One of the things that makes these datasets easier to use, is that they use consistent dimensions values/controlled code-lists. This makes it easier to join/link datasets.

So we have tried to rectify the inconsistencies that occur in the source data (in particular, the inconsistent labelling of waste materials and regions). However, this is still “work-in-progress” and we yet to tease out & make consistent further useful dimensions.

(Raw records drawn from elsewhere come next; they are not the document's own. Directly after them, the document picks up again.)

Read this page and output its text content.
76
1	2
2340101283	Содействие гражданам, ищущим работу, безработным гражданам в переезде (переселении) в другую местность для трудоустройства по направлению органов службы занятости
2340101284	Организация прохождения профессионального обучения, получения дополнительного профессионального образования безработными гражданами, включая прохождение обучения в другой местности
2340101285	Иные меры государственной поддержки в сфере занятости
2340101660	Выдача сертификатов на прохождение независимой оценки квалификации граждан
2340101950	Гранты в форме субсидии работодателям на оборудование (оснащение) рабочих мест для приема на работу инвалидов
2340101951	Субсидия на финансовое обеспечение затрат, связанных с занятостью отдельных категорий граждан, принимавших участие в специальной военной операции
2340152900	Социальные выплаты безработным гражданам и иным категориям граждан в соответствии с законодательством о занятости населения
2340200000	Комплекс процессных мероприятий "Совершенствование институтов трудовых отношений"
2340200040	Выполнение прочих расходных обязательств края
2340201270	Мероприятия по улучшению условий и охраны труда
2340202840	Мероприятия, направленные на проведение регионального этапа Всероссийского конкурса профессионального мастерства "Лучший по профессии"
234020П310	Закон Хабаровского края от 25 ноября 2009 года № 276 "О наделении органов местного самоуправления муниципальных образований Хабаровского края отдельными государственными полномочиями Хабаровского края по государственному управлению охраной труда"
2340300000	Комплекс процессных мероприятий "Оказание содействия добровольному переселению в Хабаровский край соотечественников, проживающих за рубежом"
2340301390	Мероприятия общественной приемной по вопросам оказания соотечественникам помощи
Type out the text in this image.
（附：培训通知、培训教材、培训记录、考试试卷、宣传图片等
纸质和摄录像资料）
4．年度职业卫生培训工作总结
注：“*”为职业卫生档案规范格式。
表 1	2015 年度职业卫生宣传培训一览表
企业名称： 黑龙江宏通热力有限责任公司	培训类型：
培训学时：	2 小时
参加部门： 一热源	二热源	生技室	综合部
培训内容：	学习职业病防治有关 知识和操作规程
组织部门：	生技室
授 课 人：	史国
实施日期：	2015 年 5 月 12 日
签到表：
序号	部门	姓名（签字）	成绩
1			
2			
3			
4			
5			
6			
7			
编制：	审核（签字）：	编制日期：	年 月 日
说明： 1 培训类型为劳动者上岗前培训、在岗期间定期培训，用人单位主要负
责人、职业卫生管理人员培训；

dimension	description	dataset	example value of dimension	count of values of dimension	min value of dimension	max value of dimension
region	The name of a council area.	household-waste	Falkirk	32
		household-co2e	Aberdeen City	32
		business-waste-by-region	Falkirk	34
		waste-site	North Lanarkshire	32
		households	West Dunbartonshire	32
		population	West Dunbartonshire	32
business-sector	The label representing the business/economic sector.	business-waste-by-sector	Manufacture of food and beverage products	10
year	The integer representation of a year.	household-waste	2011	9	2011	2019
		household-co2e	2013	9	2011	2019
		business-waste-by-region	2011	8	2011	2018
		business-waste-by-sector	2011	8	2011	2018
		waste-site	2019	1	2019	2019
		waste-site-io	2013	14	2007	2020
		households	2011	9	2011	2019
		population	2013	9	2011	2019
quarter	The integer representation of the year’s quarter.	waste-site-io	4	4
site-name	The name of the waste site.	waste-site	Bellshill H/care Waste Treatment & Transfer	1246
permit	The waste site operator’s official permit or licence.	waste-site	PPC/A/1180708	1254
permit	The waste site operator’s official permit or licence.	waste-site-io	PPC/A/1000060	1401
status	The label indicating the open/closed status of the waste site in the record’s timeframe.	waste-site	Not applicable	4
latitude	The signed decimal representing a latitude.	waste-site	55.824871489601804	1227
longitude	The signed decimal representing a longitude.	waste-site	-4.035165962797409	1227
io-direction	The label indicating the direction of travel of the waste from the PoV of a waste site.	waste-site-io	in	2
material	The name of a waste material in SEPA’s classification.	household-waste	Animal and mixed food waste	22
		business-waste-by-region	Spent solvents	33
		business-waste-by-sector	Spent solvents	33
		material-coding	Acid, alkaline or saline wastes	34
management	The label indicating how the waste was managed/processed (i.e. what its end-state was).	household-waste	Other Diversion	3
ewc-code	The code from the European Waste Classification hierarchy.	waste-site-io	00 00 00	787
		material-coding	11 01 06*	557
		ewc-coding	01	973
ewc-description	The description from the European Waste Classification hierarchy.	ewc-coding	WASTES RESULTING FROM EXPLORATION, MINING, QUARRYING, AND PHYSICAL AND CHEMICAL TREATMENT OF MINERALS	774
operator	The name of the waste site operator.	waste-site	TRADEBE UK	753
activities	The waste processing activities supported by the waste site.	waste-site	Other treatment	50
accepts	The kinds of clients/wastes accepted by the waste site.	waste-site	Other special	42
population	The population count as an integer.	population	89800		21420	633120
households	The households count as an integer.	households	42962		9424	307161
tonnes	The waste related quantity as a decimal.	household-waste	0		0	183691
		household-co2e	251386.54		24768.53	762399.92
		business-waste-by-region	753		0	486432
		business-waste-by-sector	54		0	1039179
		waste-site-io	0		-8.56	2325652.83
tonnes-input	The quantity of incoming waste as a decimal.	waste-site	154.55		0	1476044
tonnes-treated-recovered	The quantity of waste treated or recovered as a decimal.	waste-site	133.04		0	1476044
tonnes-output	The quantity of outgoing waste as a decimal.	waste-site	152.8		0	235354.51

(The CSV version of the table above.)